The Labour Party will push today for early agreement on how to examine Seanad reform in the wake of the defeat of the abolition referendum.
But ministers are not convinced by the plans put forward to reform the Seanad, without a change to the Constitution, which would involve another referendum.
Setting up an all-party committee to come up with Seanad reform proposals, with reference to the Constitutional Convention, are on the table.
Labour and some Fine Gael ministers believe an announcement is needed on the way ahead in the wake of the referendum result.
Lucinda Creighton's Reform Alliance of Fine Gael rebels wants Dail business suspended to debate the future of the Seanad today.
And Taoiseach Enda Kenny continues to take flak for the referendum defeat, with another Labour minister putting the boot into him for failing to take part in a televised debate.
But after previously ruling out Seanad reform if the referendum was rejected, Mr Kenny yesterday promised to make the Seanad more effective.
The Cabinet will discuss the defeat of the referendum at its meeting today.
"The reform proposals put forward to date largely protect the senators' own positions. Ask the Constitutional Convention to go for a review, that's my view," a minister said.
But there is a lack of appetite to hold another referendum on the Seanad. "I don't think it's going to work if we confine it to the existing Constitution. Realistically, it is going to be a matter for the next Dail," a government source said.
Social Protection Minister Joan Burton said it was "a pity" Mr Kenny didn't take part in the TV debates on the abolition of the Seanad. She said the Government would now have to discuss how the Upper House could be reformed, and suggested that the matter could be referred to the Constitutional Convention.

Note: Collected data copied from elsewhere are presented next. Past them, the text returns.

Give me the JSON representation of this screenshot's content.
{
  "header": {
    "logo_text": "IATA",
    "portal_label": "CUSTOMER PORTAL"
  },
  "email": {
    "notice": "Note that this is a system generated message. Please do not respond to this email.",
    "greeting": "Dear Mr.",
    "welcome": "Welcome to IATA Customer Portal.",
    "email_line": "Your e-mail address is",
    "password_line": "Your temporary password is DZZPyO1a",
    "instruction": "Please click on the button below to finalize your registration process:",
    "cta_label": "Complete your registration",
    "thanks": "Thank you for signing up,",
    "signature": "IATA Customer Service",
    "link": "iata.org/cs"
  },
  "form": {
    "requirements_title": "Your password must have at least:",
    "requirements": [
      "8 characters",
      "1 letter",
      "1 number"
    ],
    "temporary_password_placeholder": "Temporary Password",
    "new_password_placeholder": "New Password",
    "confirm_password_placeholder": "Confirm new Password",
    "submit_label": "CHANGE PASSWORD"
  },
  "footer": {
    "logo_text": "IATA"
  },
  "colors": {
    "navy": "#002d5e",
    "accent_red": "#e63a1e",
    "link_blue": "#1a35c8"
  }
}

"I think the Taoiseach's a very good debater so I don't think the debate would have in fact challenged him. In fact, I think he would have done very well," she said.
"Certainly I think, talking to people in the last few days before the vote, it certainly was mentioned significantly that people would have liked to have seen him on a debate or perhaps being interviewed at length on news programmes about why he was in favour of abolition," Ms Burton said.
The referendum fallout has sparked divisions between Labour senators – with a blame game going on between those who supported the Yes and No sides.
Labour Senator Denis Landy engaged in a public slagging match with his colleague Senator Lorraine Higgins, questioning whether she would be turning up to the Seanad today after supporting its abolition.
She responded by saying, "I back the Labour Party – do you?" – a reference to Mr Landy's decision to canvass against the official party position for the Seanad to be abolished.
Mr Landy said he had been a party member for 40 years, whereas she was nominated to the Seanad by Mr Kenny.
Relations between the two have been poor since Ms Higgins voted for another senator instead of Mr Landy to become Labour chief whip last year.
But there is also expected to be a focus in the Seanad today on Fine Gael senator Jim D'Arcy and three Sinn Fein senators – David Cullinane, Trevor O'Clohertaigh and Kathryn Reilly – who all backed abolition.
Labour senator Mary Moran said any senators who backed the 'Yes' side should consider their positions.
Meanwhile, the Government chief whip in the Seanad has described as "an untruth" his party's claim that the abolition of the Upper House could have saved the country €20m.
Senator Paul Coghlan said it was a mistake to make such comments on posters erected in the lead-up to last Friday's referendum.